How Histograms Can Misrepresent Statistical Data - dummies

How Histograms Can Misrepresent Statistical Data

By Deborah J. Rumsey

There are no hard and fast rules for how to create a histogram based on a set of statistical data; the person making the graph gets to choose the groupings on the x-axis as well as the scale and starting and ending points on the y-axis.
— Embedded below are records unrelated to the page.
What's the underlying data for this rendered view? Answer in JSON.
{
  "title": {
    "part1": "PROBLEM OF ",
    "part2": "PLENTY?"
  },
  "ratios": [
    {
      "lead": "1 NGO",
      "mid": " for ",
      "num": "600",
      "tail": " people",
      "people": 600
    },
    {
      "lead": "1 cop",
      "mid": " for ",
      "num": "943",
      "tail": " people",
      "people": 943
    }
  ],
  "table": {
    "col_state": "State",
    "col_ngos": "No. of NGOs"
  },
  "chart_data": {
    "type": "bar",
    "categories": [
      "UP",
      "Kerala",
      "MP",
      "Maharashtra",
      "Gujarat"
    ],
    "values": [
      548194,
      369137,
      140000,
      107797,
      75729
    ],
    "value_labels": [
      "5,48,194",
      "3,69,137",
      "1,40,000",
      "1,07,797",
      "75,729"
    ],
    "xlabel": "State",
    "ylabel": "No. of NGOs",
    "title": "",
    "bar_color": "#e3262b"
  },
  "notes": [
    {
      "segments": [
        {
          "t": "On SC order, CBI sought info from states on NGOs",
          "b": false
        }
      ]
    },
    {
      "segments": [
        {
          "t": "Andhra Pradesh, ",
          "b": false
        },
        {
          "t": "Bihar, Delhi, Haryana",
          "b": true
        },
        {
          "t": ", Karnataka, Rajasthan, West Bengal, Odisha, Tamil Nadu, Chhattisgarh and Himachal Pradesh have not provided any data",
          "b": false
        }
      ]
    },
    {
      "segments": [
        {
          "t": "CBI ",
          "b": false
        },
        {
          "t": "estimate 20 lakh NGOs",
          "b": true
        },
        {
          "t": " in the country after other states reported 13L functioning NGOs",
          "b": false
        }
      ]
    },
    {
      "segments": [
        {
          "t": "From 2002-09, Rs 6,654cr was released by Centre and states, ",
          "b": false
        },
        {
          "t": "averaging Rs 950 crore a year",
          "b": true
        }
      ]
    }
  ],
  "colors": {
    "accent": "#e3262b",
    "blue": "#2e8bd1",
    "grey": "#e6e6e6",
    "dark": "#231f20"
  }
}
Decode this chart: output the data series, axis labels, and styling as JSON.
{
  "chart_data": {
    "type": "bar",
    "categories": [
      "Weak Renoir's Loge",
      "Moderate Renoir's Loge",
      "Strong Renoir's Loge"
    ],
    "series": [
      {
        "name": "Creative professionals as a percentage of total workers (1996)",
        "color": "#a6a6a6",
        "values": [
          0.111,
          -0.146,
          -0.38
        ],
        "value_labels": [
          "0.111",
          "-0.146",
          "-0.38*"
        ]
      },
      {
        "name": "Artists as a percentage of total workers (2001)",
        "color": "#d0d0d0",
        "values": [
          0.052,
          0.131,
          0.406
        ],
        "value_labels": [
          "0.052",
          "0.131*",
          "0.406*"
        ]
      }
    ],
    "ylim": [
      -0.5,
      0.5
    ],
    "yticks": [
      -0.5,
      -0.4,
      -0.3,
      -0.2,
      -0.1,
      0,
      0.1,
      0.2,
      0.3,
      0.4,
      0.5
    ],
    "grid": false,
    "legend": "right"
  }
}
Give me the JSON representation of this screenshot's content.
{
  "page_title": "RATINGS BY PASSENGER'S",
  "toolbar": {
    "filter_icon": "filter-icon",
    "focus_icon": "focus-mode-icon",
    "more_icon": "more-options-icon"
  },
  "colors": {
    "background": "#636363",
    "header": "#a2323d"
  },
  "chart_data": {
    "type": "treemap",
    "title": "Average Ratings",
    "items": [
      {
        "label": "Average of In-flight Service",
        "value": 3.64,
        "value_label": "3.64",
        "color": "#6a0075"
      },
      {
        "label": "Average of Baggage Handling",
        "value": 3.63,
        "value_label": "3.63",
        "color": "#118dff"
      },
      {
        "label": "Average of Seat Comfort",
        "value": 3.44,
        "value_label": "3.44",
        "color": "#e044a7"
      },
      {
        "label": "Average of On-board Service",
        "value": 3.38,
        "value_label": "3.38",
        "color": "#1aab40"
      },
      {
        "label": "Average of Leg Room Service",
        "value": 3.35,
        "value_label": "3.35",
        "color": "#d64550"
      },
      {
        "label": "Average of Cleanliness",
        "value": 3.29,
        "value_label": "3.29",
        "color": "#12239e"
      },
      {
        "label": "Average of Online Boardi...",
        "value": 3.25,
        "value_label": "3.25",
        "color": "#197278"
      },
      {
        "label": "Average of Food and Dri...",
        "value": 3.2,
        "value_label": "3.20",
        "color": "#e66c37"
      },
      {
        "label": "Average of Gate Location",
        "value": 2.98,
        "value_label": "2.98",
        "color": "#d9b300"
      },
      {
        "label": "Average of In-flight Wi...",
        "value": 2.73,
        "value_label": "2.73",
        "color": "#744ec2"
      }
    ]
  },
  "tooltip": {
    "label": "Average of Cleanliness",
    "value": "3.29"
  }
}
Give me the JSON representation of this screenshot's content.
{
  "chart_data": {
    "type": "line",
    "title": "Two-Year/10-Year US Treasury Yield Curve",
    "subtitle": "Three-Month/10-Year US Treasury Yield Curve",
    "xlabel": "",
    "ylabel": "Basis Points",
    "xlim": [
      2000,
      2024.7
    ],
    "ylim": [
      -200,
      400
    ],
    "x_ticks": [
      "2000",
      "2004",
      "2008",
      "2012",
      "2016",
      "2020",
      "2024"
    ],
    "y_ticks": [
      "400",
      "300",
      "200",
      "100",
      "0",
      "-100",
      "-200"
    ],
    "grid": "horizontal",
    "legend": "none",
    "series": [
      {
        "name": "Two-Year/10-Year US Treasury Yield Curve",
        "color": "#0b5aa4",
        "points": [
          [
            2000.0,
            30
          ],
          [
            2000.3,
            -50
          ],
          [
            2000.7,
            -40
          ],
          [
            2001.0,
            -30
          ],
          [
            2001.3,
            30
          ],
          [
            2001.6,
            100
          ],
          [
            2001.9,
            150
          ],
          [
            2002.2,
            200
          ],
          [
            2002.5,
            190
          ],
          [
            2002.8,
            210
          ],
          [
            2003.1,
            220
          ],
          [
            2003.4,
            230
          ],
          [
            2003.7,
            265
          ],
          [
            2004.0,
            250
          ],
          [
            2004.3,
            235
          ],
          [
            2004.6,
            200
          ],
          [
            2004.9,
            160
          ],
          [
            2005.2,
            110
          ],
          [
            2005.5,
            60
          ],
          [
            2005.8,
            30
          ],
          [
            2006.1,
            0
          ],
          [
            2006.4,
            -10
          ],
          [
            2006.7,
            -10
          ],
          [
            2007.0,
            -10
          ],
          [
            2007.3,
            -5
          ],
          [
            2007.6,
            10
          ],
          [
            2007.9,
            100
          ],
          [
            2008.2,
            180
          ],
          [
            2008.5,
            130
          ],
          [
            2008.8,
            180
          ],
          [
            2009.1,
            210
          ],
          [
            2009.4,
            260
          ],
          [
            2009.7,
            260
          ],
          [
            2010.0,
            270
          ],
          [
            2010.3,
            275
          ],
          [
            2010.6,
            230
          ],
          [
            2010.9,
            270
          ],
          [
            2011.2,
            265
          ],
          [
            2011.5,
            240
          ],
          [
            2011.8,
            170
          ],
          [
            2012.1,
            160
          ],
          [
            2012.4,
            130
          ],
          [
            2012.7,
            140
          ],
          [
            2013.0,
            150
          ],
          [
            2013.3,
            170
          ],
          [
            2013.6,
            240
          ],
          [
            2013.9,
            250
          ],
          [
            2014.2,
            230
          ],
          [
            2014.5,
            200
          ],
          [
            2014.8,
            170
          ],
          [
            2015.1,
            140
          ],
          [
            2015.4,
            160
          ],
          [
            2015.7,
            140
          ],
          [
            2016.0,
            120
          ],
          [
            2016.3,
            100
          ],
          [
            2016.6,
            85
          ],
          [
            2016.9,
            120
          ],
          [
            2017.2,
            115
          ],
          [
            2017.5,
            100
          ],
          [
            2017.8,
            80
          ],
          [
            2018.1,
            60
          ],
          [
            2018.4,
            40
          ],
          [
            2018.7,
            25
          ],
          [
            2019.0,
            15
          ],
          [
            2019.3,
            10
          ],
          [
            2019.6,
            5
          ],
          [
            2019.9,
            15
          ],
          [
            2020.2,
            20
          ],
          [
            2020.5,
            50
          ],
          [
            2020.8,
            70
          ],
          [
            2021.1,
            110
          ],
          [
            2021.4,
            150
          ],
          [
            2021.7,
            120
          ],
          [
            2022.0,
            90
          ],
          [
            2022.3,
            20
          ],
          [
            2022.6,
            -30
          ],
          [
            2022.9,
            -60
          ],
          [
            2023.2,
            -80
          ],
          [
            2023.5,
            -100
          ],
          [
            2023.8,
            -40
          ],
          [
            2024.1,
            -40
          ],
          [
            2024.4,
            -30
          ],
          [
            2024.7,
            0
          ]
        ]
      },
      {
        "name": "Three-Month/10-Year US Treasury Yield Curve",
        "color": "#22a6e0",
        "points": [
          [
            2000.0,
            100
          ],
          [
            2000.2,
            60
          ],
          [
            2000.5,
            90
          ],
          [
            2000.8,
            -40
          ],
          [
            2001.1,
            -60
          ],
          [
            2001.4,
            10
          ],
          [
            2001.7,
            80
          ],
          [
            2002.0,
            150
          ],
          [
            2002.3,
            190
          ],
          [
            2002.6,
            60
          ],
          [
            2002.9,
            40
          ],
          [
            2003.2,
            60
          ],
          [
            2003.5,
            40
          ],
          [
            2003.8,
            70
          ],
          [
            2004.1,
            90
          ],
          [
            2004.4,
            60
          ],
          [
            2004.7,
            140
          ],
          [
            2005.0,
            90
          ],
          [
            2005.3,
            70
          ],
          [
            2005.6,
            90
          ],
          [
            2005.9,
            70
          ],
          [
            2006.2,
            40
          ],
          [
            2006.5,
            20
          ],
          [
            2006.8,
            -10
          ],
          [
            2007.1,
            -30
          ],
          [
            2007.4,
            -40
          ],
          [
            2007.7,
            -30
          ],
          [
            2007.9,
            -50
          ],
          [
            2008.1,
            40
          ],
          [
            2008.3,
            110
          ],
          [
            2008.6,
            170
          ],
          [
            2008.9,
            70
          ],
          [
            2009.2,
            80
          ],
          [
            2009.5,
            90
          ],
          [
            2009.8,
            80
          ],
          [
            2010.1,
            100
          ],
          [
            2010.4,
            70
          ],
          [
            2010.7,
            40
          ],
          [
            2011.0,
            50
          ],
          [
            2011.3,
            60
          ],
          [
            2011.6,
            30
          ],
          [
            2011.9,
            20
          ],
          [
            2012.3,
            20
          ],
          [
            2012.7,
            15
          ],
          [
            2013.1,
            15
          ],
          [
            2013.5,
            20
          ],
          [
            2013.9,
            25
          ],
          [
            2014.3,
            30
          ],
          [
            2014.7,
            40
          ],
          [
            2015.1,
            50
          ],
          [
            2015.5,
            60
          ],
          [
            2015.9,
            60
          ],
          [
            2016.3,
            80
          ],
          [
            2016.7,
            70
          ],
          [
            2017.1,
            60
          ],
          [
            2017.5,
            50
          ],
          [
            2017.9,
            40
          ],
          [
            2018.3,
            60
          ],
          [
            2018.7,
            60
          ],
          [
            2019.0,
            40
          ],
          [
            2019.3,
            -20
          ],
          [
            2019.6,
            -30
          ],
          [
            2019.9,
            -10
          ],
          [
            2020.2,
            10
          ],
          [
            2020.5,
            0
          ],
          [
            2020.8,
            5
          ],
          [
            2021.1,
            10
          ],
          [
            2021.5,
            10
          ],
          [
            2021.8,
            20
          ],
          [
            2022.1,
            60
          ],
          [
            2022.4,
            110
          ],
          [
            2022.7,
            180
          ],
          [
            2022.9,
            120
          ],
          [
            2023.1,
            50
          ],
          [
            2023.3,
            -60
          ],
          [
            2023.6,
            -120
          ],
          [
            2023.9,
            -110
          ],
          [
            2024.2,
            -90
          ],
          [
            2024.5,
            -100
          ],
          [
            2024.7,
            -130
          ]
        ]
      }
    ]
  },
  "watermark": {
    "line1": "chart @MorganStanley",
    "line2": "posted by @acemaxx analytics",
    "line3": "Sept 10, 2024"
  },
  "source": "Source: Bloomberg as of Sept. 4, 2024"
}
Just because there is an element of choice, however, doesn’t mean every choice is appropriate; in fact, a histogram can be made to be misleading in many ways.

Although the number of groups you use for a histogram is up to the discretion of the person making the graph, there is such a thing as going overboard, either by having way too few bars, with everything lumped together, or by having way too many bars, where every little difference is magnified.

To decide how many bars a histogram should have, you should take a good look at the groupings used to form the bars on the x-axis and see if they make sense. For example, it doesn’t make sense to talk about exam scores in groups of 2 points; that’s too much detail — too many bars. On the other hand, it doesn’t make sense to group people’s ages by intervals of 20 years; that’s not descriptive enough.

The above and below figures illustrate this point.

Each histogram summarizes n = 222 observations of the amount of time between eruptions of the Old Faithful geyser in Yellowstone Park. Histogram #1 uses six bars that group the data by 10-minute intervals. This histogram shows a general skewed left pattern, but with 222 observations you are cramming an awful lot of data into only six groups; for example, the bar for 75–85 minutes has more than 90 pieces of data in it. (That’s over 40% of the data set!) You can break it down further than that.

Histogram #2 shows the same data set, where the time between eruptions is broken into groups of 3 minutes each, resulting in 19 bars. Notice the distinct pattern in the data that shows up with this histogram which wasn’t uncovered in histogram #1. You see two distinct peaks in the data: one peak around the 50-minute mark, and one around the 75-minute mark. A data set with two peaks is called bimodal; histogram #2 shows a clear example.

Looking at histogram #2, you can conclude that the geyser has two categories of eruptions: one group that has a shorter waiting time, and another group that has a longer waiting time. Within each group you see the data are fairly close to where the peak is located. Looking at histogram #1, you couldn’t say that.

The y-axis of a histogram shows how many observations are in each group, using counts or percentages. A histogram can be misleading if it has a deceptive scale and/or inappropriate starting and ending points on the y-axis.

Watch the scale on the y-axis of a histogram. If it goes by large increments and has an ending point that’s much higher than needed, you see a great deal of white space above the histogram. The heights of the bars are squeezed down, making their differences look more uniform than they should. If the scale goes by small increments and ends at the smallest value possible, the bars become stretched vertically, exaggerating the differences in their heights and suggesting a bigger difference than really exists.

The following example uses a different scale on the vertical (y) axis than histogram #2.

Histogram #3 showing Old Faithful geyser eruption times, with larger vertical increments
Histogram #3 showing Old Faithful geyser eruption times, with larger vertical increments

Histogram #3 takes the Old Faithful data (time between eruptions) and uses vertical increments of 20 minutes, from 0 to 100. Compare this to histogram #2, which uses vertical increments of 5 minutes, from 0 to 35. Histogram #3 has a lot of white space and gives the appearance that the times are more evenly distributed among the groups than they really are. It also makes the data set look smaller, if you don’t pay attention to what’s on the y-axis. Of the two graphs, histogram #2 is more appropriate.